Nice touch DK--support for the death penalty gets you a thinly-veiled accusation of being a fascist. Once again, a sense of proportion from a leftist.
Posted by: federalist | Apr 18, 2008 1:16:25 AM
A sense of proportion, indeed. A sense of perspective, too. We on the left would gladly welcome you on the right to get one, but we won't hold our breath.
Realist wrote: "The posts speak for themselves. Death penalty opponents display a consistent inability to refer to death row inmates as "murderers", a legal term as soon as they have been convicted."
Actually, they would be persons convicted of murder. Since not all people convicted of murder or on death row have ever actually murdered anybody, you presume too much. I understand that you have to make that presumption given that, if you didn't, you might feel like you have some personal responsibility to make sure that the people the State kills in your name actually "deserve" it. I mean, if you can't have faith in government bureaucracy, what can you have faith in, right?
Why do you--an advocate of State killing--display an inability to refer to death row inmates as persons and an apparent need to dehumanize them?
Posted by: DK | Apr 18, 2008 2:24:35 AM
Dehumanizing prisoners is a necessary and important rhetorical flourish that is probably one of the best ways to convince people to set aside any moral reluctance people might have to killing. I have actually been to meeting where people discussed the best way to shift rhetoric to, yes, “dehumanize” someone.
Realist, I think you watch too much TV. People in jail have generally been convicted of crimes. Everyone knows this. Opposition to the death penalty doesn’t proceed from the proposition that they have not been convicted, but rather from a belief that the process of conviction is fallible or that other principles militate against the state killing people.

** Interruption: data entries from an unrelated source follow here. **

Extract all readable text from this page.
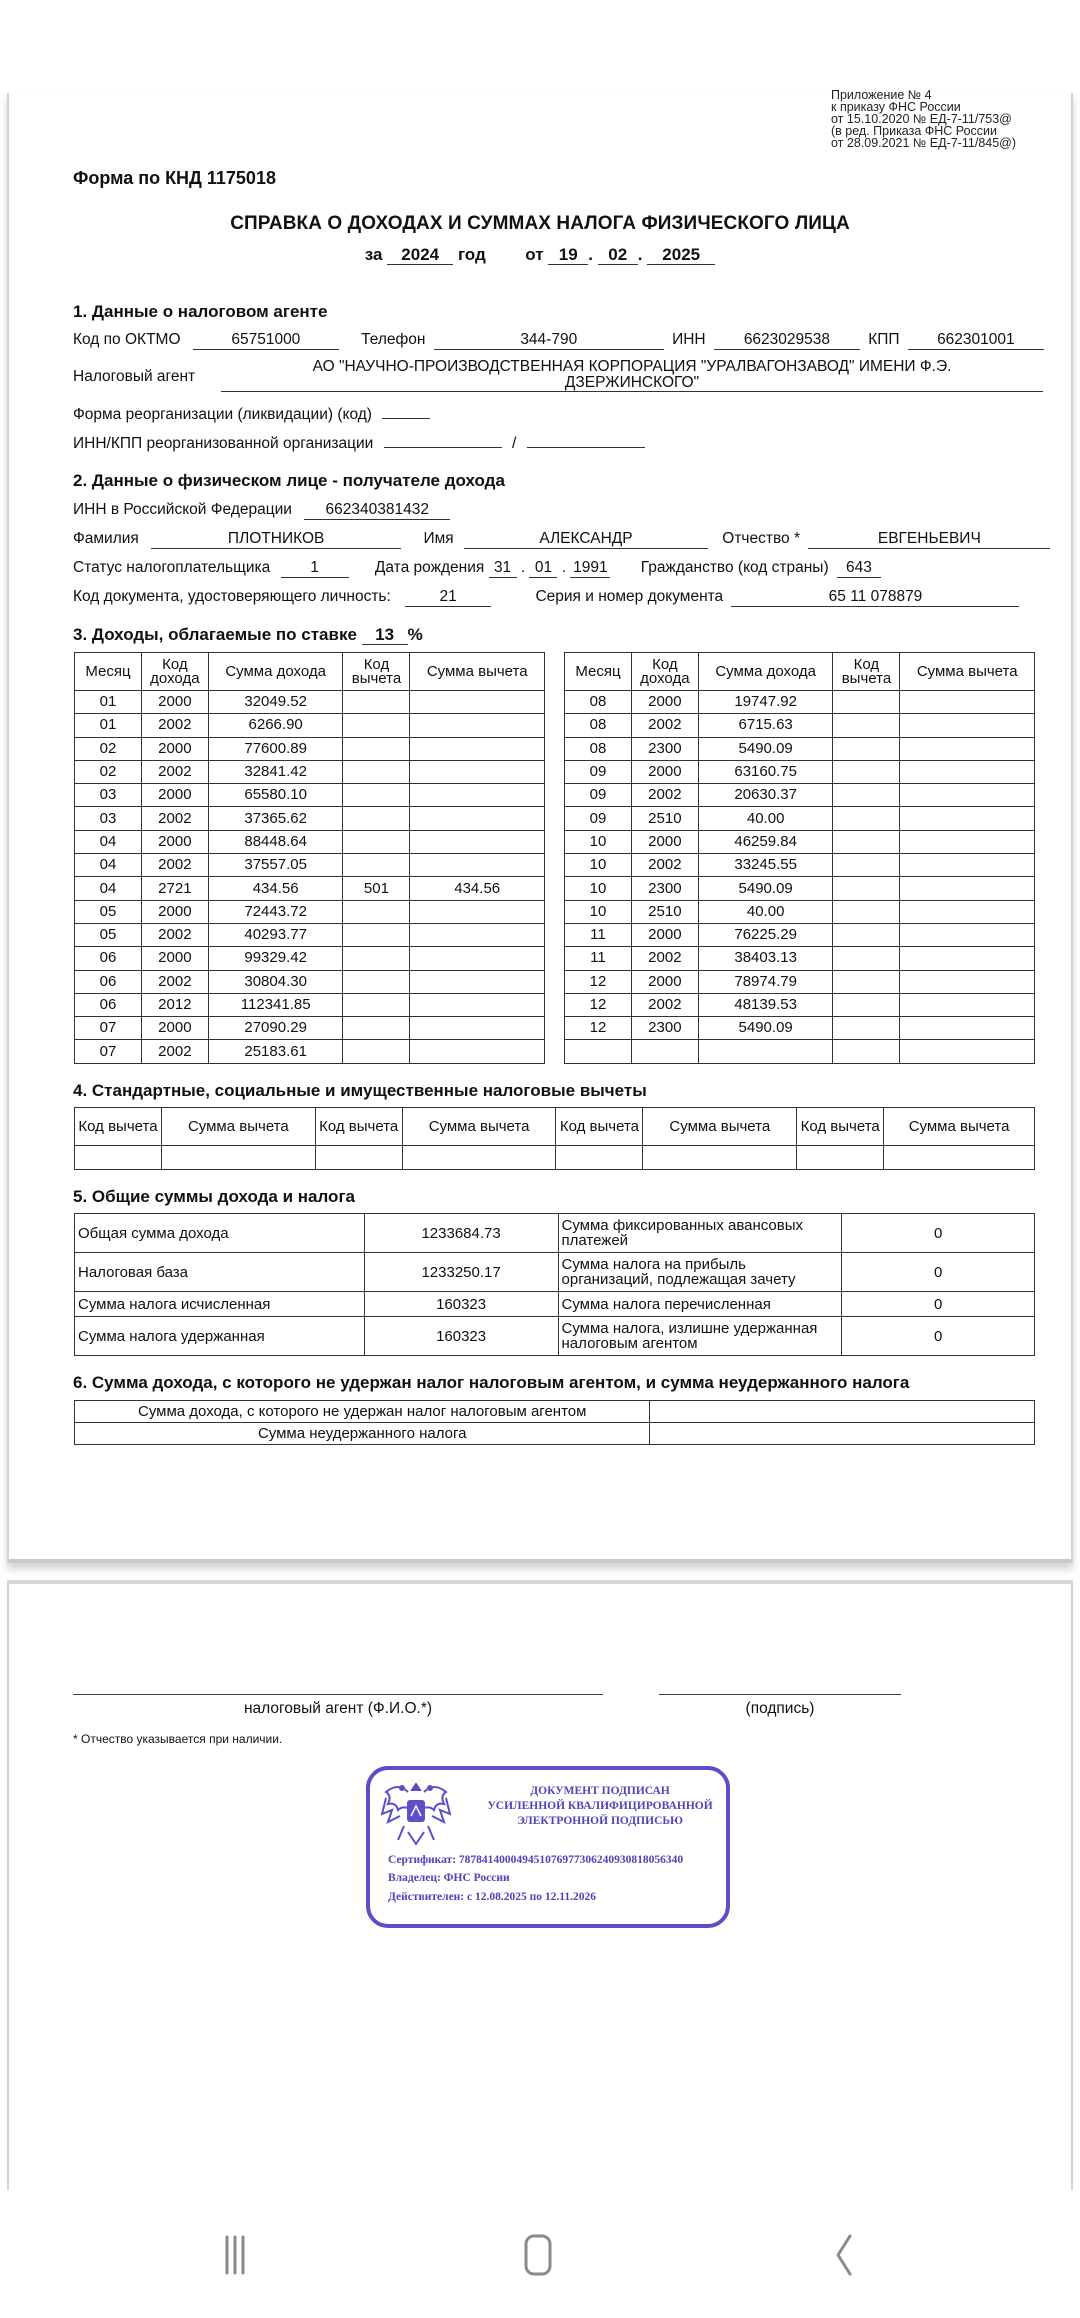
Приложение № 4
к приказу ФНС России
от 15.10.2020 № ЕД-7-11/753@
(в ред. Приказа ФНС России
от 28.09.2021 № ЕД-7-11/845@)
Форма по КНД 1175018
СПРАВКА О ДОХОДАХ И СУММАХ НАЛОГА ФИЗИЧЕСКОГО ЛИЦА
за 2024 год от 19 . 02 . 2025
1. Данные о налоговом агенте
Код по ОКТМО	65751000	Телефон	344-790	ИНН 6623029538 КПП 662301001
Налоговый агент
АО "НАУЧНО-ПРОИЗВОДСТВЕННАЯ КОРПОРАЦИЯ "УРАЛВАГОНЗАВОД" ИМЕНИ Ф.Э.
ДЗЕРЖИНСКОГО"
Форма реорганизации (ликвидации) (код)
ИНН/КПП реорганизованной организации	/
2. Данные о физическом лице - получателе дохода
ИНН в Российской Федерации 662340381432
Фамилия	ПЛОТНИКОВ	Имя	АЛЕКСАНДР	Отчество *	ЕВГЕНЬЕВИЧ
Статус налогоплательщика	1	Дата рождения 31 . 01 . 1991 Гражданство (код страны) 643
Код документа, удостоверяющего личность:	21	Серия и номер документа	65 11 078879
3. Доходы, облагаемые по ставке 13 %
Месяц	Код дохода	Сумма дохода	Код вычета	Сумма вычета
01	2000	32049.52		
01	2002	6266.90		
02	2000	77600.89		
02	2002	32841.42		
03	2000	65580.10		
03	2002	37365.62		
04	2000	88448.64		
04	2002	37557.05		
04	2721	434.56	501	434.56
05	2000	72443.72		
05	2002	40293.77		
06	2000	99329.42		
06	2002	30804.30		
06	2012	112341.85		
07	2000	27090.29		
07	2002	25183.61		
Месяц	Код дохода	Сумма дохода	Код вычета	Сумма вычета
08	2000	19747.92		
08	2002	6715.63		
08	2300	5490.09		
09	2000	63160.75		
09	2002	20630.37		
09	2510	40.00		
10	2000	46259.84		
10	2002	33245.55		
10	2300	5490.09		
10	2510	40.00		
11	2000	76225.29		
11	2002	38403.13		
12	2000	78974.79		
12	2002	48139.53		
12	2300	5490.09		

4. Стандартные, социальные и имущественные налоговые вычеты
Код вычета	Сумма вычета	Код вычета	Сумма вычета	Код вычета	Сумма вычета	Код вычета	Сумма вычета

5. Общие суммы дохода и налога
Общая сумма дохода	1233684.73	Сумма фиксированных авансовых платежей	0
Налоговая база	1233250.17	Сумма налога на прибыль организаций, подлежащая зачету	0
Сумма налога исчисленная	160323	Сумма налога перечисленная	0
Сумма налога удержанная	160323	Сумма налога, излишне удержанная налоговым агентом	0
6. Сумма дохода, с которого не удержан налог налоговым агентом, и сумма неудержанного налога
Сумма дохода, с которого не удержан налог налоговым агентом	
Сумма неудержанного налога	
налоговый агент (Ф.И.О.*)	(подпись)
* Отчество указывается при наличии.
ДОКУМЕНТ ПОДПИСАН
УСИЛЕННОЙ КВАЛИФИЦИРОВАННОЙ
ЭЛЕКТРОННОЙ ПОДПИСЬЮ
Сертификат: 787841400049451076977306240930818056340
Владелец: ФНС России
Действителен: с 12.08.2025 по 12.11.2026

Nobody needs to offer an “alternative” to finality. However, you don’t seem to understand that a state’s interest in “finality” is merely an interest: like a state might have an interest in, say “safe road” or “nice libraries.” The interest must hew to other interests at times, and it is a political judgment which interest is more important in general (though the actual weighing of specific interests is usually – but not always – done by a court).

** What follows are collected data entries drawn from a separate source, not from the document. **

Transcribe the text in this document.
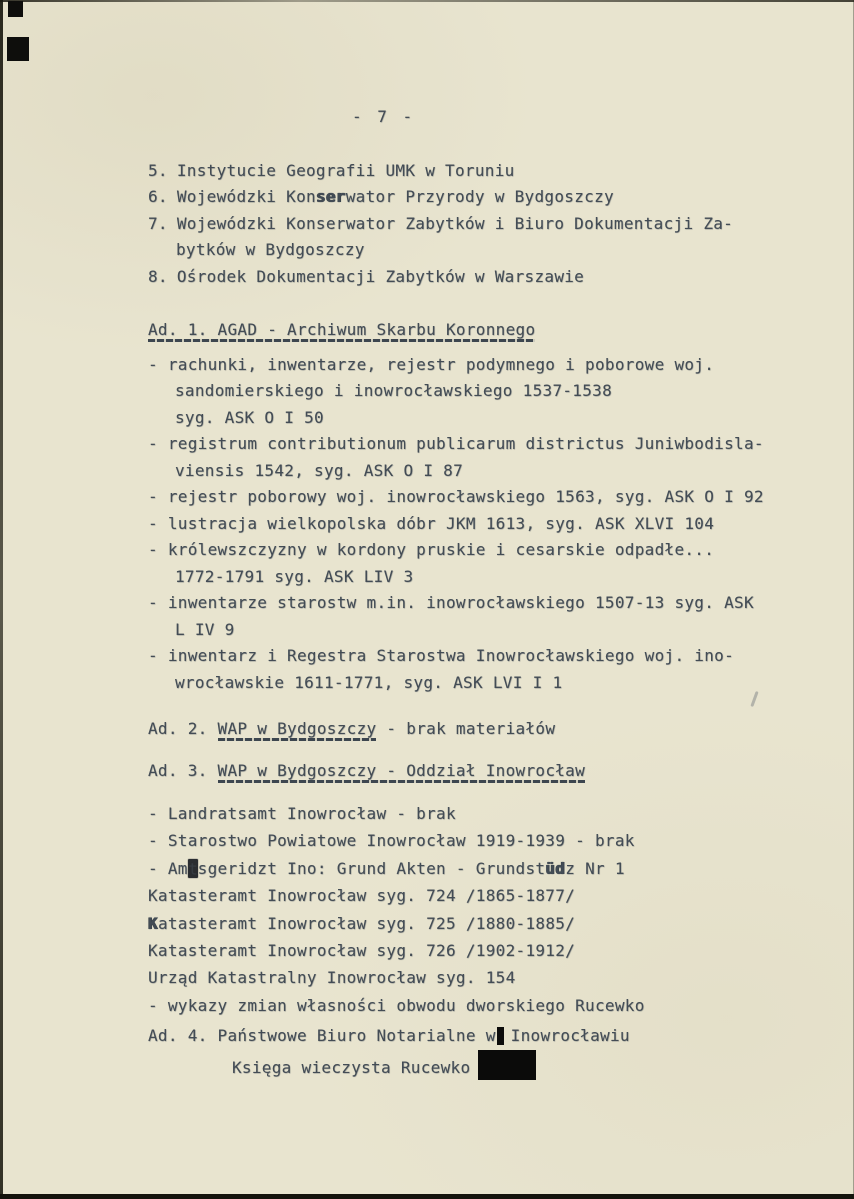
- 7 -
5. Instytucie Geografii UMK w Toruniu
6. Wojewódzki Konserwator Przyrody w Bydgoszczy
7. Wojewódzki Konserwator Zabytków i Biuro Dokumentacji Za-
bytków w Bydgoszczy
8. Ośrodek Dokumentacji Zabytków w Warszawie
Ad. 1. AGAD - Archiwum Skarbu Koronnego
- rachunki, inwentarze, rejestr podymnego i poborowe woj.
sandomierskiego i inowrocławskiego 1537-1538
syg. ASK O I 50
- registrum contributionum publicarum districtus Juniwbodisla-
viensis 1542, syg. ASK O I 87
- rejestr poborowy woj. inowrocławskiego 1563, syg. ASK O I 92
- lustracja wielkopolska dóbr JKM 1613, syg. ASK XLVI 104
- królewszczyzny w kordony pruskie i cesarskie odpadłe...
1772-1791 syg. ASK LIV 3
- inwentarze starostw m.in. inowrocławskiego 1507-13 syg. ASK
L IV 9
- inwentarz i Regestra Starostwa Inowrocławskiego woj. ino-
wrocławskie 1611-1771, syg. ASK LVI I 1
Ad. 2. WAP w Bydgoszczy - brak materiałów
Ad. 3. WAP w Bydgoszczy - Oddział Inowrocław
- Landratsamt Inowrocław - brak
- Starostwo Powiatowe Inowrocław 1919-1939 - brak
- Amtsgeridzt Ino: Grund Akten - Grundstüdz Nr 1
Katasteramt Inowrocław syg. 724 /1865-1877/
Katasteramt Inowrocław syg. 725 /1880-1885/
Katasteramt Inowrocław syg. 726 /1902-1912/
Urząd Katastralny Inowrocław syg. 154
- wykazy zmian własności obwodu dworskiego Rucewko
Ad. 4. Państwowe Biuro Notarialne w Inowrocławiu
Księga wieczysta Rucewko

The kind of people that stand accused of crimes generally do not have the advantage in criminal proceedings. While the due process clause (and the 6th amendment) provides some guidelines as to the process that must be followed, they will always have fewer resources then the entity that decided to send them to jail, and once they are in jail they their interest in being free is always considered less important than even an interest in “finality.” (And this is true even in states that provide “adequate” resources to defendants.) Simply making the process more elaborate doesn’t mean that they have more advantages, it means that the process is more elaborate.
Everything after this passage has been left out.